One of our boarders owns a big, beautiful American Cream Draft gelding. We will call him Wish. Actually, that’s really his name, it just sounds more mysterious when I say it that way. Anyway, Wish’s owner had invited me to ride him sometime. I thought about it for a few weeks and then worked up the nerve to ask not just to ride him, but to take lessons on him. Mind you, at this point I hadn’t even been on his back. But the first time I got on him, I knew he would be a fun project. Safe enough to challenge me… without hurting me.
I had my first get-to-know-you ride. He had a few small spooks and I pulled him up, as his owner told me to do. He hated being on the rail and he really hated the big open windows on the sides of the arena. He did NOT want to pass in front of them and when I asked him to, he would invariably jump at something outside. He’s extremely inverted, heavy on the forehand, has no lateral movement, and no flexion. But he has a trot you could watch television to. Or read a book – your choice. And he is so sweet.
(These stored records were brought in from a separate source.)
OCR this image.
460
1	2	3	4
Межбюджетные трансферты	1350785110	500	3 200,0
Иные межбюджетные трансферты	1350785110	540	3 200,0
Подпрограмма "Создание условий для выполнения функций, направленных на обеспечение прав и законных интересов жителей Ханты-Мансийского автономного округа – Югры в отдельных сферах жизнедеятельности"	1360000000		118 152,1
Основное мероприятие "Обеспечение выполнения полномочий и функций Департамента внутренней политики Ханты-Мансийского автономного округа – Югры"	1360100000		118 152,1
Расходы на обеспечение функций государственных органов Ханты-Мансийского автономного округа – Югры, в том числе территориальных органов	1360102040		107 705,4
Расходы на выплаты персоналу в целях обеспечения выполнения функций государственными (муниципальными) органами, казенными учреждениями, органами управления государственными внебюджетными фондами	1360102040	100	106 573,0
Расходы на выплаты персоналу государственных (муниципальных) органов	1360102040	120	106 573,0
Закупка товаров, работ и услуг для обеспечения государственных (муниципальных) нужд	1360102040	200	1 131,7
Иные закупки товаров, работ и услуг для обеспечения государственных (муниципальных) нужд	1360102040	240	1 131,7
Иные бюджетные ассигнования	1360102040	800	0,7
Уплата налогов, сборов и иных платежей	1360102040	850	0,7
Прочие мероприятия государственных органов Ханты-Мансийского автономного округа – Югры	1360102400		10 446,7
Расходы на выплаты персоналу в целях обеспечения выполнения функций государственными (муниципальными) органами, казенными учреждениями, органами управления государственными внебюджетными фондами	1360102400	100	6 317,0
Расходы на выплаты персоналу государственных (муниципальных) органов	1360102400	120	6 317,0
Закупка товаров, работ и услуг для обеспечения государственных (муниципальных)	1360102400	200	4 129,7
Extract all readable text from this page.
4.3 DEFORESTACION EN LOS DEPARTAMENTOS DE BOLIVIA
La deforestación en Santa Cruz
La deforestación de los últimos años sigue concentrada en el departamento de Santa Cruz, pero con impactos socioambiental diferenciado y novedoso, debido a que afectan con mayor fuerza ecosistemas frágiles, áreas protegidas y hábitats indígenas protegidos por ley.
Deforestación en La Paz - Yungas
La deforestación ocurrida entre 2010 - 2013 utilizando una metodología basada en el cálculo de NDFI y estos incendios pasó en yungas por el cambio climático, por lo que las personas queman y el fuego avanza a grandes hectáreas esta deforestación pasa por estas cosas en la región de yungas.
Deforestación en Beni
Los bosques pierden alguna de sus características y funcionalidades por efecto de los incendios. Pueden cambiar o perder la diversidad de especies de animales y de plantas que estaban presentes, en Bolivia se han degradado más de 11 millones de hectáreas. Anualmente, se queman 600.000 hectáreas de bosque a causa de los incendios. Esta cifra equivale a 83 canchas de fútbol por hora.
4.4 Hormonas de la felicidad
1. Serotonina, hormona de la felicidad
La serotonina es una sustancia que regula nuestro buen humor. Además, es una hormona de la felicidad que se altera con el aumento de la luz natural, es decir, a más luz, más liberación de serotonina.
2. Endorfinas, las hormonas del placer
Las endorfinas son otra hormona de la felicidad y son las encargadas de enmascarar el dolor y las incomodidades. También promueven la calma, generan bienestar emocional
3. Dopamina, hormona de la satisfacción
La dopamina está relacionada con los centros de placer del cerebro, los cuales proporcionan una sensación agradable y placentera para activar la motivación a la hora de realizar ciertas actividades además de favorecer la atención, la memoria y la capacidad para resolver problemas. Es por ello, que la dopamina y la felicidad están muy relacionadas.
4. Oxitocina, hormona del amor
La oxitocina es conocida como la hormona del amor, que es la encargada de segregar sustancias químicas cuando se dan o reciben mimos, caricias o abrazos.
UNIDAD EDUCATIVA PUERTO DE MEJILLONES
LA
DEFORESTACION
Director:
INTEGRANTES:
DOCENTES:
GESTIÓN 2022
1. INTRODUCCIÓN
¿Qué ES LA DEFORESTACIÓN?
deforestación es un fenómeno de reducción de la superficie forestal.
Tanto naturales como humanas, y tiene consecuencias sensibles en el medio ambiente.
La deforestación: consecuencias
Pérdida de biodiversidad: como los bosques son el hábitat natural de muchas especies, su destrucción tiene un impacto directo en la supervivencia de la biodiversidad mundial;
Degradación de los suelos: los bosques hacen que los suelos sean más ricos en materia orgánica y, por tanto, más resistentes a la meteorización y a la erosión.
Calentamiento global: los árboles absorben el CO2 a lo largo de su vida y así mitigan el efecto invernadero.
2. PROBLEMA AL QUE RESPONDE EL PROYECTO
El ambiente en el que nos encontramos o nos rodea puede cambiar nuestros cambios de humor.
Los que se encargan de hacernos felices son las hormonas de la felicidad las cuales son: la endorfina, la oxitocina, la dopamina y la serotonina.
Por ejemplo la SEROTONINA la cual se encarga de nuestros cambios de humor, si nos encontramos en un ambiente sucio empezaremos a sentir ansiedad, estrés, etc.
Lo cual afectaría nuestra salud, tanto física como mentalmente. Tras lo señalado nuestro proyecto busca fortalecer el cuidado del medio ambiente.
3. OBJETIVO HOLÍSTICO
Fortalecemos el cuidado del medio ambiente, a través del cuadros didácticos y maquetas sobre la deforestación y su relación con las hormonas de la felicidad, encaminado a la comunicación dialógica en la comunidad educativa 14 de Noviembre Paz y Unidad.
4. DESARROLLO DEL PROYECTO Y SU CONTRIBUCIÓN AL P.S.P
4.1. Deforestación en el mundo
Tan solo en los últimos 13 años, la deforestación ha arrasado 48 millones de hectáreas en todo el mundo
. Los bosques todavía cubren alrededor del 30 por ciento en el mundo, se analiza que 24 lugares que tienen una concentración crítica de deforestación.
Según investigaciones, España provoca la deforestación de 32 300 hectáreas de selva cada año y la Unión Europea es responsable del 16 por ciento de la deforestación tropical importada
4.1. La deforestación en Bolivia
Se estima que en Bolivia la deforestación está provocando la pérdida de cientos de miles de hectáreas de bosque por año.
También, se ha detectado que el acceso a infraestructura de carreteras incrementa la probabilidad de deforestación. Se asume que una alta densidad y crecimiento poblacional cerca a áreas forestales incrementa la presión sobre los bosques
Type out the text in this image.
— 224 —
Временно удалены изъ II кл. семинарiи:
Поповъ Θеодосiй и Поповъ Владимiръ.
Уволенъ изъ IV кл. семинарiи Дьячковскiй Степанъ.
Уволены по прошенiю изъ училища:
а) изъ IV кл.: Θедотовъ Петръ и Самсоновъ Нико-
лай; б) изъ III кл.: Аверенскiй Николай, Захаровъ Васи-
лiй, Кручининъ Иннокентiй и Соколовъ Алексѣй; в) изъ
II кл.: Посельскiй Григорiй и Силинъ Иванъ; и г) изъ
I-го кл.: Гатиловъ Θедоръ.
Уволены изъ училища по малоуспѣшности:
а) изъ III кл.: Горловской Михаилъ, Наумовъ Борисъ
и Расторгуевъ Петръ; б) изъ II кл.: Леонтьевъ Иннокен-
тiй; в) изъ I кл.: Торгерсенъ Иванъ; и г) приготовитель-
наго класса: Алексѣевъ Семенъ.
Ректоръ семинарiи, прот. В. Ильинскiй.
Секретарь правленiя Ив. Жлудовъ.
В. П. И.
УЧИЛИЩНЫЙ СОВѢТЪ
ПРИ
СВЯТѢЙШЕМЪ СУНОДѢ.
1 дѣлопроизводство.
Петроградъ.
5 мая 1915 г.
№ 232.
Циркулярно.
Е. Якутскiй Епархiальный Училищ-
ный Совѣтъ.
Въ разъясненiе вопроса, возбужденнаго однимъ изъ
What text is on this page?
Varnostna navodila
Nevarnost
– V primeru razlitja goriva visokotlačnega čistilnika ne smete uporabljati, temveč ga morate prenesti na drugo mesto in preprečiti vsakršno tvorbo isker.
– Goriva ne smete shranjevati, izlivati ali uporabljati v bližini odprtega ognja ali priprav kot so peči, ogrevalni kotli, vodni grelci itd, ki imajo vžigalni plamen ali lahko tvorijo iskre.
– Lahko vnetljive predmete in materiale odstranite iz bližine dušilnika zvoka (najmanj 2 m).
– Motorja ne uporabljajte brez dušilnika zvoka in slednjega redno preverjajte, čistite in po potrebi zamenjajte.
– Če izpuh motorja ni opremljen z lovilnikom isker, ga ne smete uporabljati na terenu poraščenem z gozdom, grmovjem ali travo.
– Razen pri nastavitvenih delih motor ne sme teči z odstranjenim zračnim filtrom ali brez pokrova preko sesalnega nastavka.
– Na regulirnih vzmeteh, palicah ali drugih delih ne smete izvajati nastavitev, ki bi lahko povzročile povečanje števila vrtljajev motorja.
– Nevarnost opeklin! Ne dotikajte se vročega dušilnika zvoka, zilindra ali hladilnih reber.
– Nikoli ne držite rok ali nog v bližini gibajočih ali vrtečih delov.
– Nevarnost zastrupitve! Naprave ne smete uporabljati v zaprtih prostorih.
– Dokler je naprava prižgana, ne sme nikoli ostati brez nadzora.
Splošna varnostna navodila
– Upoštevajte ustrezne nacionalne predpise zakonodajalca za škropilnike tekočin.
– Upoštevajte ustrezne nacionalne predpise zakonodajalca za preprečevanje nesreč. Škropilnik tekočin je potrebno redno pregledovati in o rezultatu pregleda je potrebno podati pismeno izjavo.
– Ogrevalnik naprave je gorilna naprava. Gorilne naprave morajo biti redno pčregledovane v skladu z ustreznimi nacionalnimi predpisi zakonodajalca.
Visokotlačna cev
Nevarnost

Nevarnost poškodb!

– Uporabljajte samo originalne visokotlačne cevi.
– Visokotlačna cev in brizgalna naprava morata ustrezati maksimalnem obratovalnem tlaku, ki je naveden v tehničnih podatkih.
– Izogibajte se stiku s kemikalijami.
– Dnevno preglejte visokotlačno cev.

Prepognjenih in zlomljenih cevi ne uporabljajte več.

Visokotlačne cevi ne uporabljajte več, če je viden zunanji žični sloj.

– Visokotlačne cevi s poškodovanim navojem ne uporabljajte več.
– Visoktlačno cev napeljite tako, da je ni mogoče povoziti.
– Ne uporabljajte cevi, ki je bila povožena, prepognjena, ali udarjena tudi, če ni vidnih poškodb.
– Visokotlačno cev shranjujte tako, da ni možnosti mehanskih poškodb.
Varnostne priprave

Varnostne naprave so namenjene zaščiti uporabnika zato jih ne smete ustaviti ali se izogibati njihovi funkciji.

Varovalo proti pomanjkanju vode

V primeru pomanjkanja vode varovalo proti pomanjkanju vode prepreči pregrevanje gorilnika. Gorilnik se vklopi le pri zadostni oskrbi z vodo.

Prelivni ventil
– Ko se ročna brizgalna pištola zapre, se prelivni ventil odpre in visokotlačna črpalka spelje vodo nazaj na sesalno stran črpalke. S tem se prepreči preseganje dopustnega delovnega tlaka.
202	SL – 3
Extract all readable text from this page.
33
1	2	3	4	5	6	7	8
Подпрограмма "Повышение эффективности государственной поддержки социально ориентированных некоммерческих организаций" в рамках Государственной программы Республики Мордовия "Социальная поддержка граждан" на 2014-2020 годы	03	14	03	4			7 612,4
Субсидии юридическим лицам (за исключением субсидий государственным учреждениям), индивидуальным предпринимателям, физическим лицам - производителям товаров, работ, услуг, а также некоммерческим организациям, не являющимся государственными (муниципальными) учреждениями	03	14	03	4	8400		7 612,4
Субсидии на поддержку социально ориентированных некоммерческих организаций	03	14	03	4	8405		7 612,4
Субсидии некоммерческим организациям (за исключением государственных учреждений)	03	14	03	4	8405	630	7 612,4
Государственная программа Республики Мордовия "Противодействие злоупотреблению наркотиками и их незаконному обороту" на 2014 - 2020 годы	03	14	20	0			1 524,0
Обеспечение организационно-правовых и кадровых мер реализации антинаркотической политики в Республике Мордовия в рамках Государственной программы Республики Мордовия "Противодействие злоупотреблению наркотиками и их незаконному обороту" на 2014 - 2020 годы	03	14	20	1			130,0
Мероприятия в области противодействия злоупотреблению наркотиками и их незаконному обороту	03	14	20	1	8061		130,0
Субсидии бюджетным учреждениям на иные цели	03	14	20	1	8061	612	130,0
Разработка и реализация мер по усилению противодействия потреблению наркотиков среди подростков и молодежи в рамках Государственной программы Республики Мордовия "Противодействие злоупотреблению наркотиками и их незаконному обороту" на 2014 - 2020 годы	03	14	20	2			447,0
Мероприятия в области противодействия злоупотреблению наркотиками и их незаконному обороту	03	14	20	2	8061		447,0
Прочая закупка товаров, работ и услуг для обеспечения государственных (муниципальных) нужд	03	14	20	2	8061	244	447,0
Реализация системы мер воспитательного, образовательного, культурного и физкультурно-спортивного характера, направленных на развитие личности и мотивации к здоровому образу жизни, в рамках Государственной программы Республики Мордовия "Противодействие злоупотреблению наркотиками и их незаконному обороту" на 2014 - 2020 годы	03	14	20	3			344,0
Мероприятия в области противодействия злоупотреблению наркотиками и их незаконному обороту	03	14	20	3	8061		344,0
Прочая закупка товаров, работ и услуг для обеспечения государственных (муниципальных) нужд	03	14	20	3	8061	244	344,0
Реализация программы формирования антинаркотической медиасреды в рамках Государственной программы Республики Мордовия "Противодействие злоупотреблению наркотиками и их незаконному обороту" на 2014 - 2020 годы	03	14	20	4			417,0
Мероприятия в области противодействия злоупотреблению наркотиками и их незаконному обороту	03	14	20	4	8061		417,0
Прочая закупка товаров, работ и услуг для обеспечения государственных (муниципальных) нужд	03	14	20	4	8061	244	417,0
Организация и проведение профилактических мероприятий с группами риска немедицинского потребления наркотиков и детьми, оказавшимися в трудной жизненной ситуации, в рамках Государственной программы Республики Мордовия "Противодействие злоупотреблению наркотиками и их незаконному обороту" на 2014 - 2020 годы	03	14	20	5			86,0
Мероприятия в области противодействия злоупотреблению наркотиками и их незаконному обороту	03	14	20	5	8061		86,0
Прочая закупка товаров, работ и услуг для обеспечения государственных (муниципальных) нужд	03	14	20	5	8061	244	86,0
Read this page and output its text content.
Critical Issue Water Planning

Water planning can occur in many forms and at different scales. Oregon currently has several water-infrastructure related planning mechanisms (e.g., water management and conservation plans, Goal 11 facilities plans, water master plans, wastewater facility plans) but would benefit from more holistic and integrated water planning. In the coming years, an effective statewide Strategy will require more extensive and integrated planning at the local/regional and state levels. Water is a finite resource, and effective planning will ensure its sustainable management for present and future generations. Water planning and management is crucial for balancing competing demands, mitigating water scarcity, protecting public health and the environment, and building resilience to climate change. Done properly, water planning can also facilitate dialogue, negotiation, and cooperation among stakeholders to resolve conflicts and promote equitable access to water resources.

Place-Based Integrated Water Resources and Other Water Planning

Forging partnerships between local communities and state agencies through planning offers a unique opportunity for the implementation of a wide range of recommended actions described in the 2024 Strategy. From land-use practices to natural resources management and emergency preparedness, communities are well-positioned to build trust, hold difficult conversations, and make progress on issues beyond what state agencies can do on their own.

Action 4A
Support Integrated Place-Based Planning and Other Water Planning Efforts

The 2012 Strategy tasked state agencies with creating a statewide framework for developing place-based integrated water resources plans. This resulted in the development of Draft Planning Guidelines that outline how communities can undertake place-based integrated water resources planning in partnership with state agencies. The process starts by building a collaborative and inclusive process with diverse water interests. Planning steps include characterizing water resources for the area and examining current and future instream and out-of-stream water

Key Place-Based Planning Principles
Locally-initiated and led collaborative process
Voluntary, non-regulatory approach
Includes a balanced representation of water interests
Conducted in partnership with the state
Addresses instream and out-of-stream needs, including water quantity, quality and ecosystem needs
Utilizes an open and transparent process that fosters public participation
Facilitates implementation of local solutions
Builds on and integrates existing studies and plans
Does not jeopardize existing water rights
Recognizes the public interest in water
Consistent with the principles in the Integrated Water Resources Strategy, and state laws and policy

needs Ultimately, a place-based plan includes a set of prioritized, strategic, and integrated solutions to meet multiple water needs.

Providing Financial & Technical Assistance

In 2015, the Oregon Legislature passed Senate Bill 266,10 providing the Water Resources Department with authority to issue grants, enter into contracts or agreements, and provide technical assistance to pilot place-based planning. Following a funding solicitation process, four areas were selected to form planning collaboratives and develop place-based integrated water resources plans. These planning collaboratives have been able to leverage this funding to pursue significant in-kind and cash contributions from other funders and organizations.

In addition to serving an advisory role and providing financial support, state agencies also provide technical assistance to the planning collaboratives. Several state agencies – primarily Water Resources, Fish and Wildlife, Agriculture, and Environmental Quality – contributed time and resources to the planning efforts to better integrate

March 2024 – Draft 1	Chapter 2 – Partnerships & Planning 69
Trainer Cowboy, as I’m going to call my new, Western trainer, watched for a little bit and asked me some hard questions. Then he said, you have to let him go when he spooks. I thought about it and realized that if I was on the ground lunging him and he started to act up, I would simply keep him working. No reaction at all, ignore the misbehavior altogether, and by NO means allow him to stop, thus rewarding him for his poor choices. So every time he was pulled up after a spook, he got to stop working. Of course he became “spooky.” He was rewarded for it.
I thought about it a lot and decided that my first two goals with him would be to work him through his spooks and teach him to trust me when I asked him to stay on the rail, even in front of the open windows.
We worked on our communication. I asked him quite firmly a few times with my leg to stay on the rail and then he began to move off my leg more freely, with a whisper instead of a shout. That’s figurative for the non-riders out there. Trainer Cowboy had me trot in both directions. To the left was nice. Good even. To the right was a train wreck. I couldn’t get into a rhythm, he was falling in, and I felt like I had no steering. I shook my head and huffed in annoyance, mostly at myself. This warrants a call into the middle of the arena from Trainer Cowboy.
“Why are you pissed?”
“He’s not going where I’m asking him to go. I feel like I have no control.”
“Is he trotting like you’ve asked?”
“Is he tracking right like you’ve asked?”
“Then why are you so upset? He’s giving you what you’ve asked for, even if it’s not perfect.”
Why am I so hung up on perfection? No one is perfect in dressage. No one. So why do I think I can be?